Tell us about your upcoming book?

My upcoming book is called Instamatic. It has 80 photographs and 80 stories. It is about Meditating on life. Dr. Shashi Tharoor has written a foreword for the book and Frances Mayes, who is the author of Under the Tuscan Sun has written the back notes, footnotes and blurb. 

I was technically blind when I was taking photographs. I could only see up to four and a half or five feet with my left eye and was completely blind in my right eye. And I took images and I wouldn't look at them on my phone and write something about them. I took photographs when I would be in a car or anywhere, seeing the world through my phone. Some photos are fizzy, fuzzy, and hazy. Sometimes I would click photos with trembling hands. It's a collection of essays on those photographs.

What made you clicking these photos? 

It made me feel that I have some worth in my life and it gave me something to do when I was being told I may not live too long. And each photograph connected me to the world. I could see a lot more than I could see with my naked eye on the phone. Looking at those photographs made me feel that I wasn't divorced from the world.


How different is it working in India than in New York? 

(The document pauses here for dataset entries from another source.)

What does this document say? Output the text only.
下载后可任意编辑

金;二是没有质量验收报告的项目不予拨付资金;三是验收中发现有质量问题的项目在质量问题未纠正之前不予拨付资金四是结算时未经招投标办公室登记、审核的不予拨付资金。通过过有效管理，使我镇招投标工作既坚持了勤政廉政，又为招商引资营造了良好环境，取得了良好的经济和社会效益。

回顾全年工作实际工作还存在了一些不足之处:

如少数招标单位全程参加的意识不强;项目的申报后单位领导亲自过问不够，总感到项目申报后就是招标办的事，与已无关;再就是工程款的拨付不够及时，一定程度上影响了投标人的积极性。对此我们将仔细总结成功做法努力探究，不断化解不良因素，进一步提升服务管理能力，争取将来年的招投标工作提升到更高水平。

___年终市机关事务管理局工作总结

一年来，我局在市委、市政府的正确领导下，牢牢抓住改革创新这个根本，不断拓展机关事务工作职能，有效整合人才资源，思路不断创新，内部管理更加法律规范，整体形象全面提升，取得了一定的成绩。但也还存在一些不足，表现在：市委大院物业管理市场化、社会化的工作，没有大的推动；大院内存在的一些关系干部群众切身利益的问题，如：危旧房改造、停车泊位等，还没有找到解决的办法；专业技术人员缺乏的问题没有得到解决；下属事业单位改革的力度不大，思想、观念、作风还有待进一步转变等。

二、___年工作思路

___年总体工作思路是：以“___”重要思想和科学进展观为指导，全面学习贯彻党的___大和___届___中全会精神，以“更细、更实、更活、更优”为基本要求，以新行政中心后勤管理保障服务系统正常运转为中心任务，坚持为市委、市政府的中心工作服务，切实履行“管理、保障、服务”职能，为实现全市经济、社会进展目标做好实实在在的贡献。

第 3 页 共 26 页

In India it's different when it comes to work, work ethics, work flows, and work sensibilities. The humanity, empathy, decency, and respect that your employers give you, is mind boggling. So, you learn to forgive and accept the quirkiness and the Indian sensibility, but as the man who's at 47, it is shocking to me the difference in the work environment is. There is a lot of red tape here but the staff makes up for what the bureaucracy could have choked me to death for. The staff here in the House of the Celeste inspires me to keep living.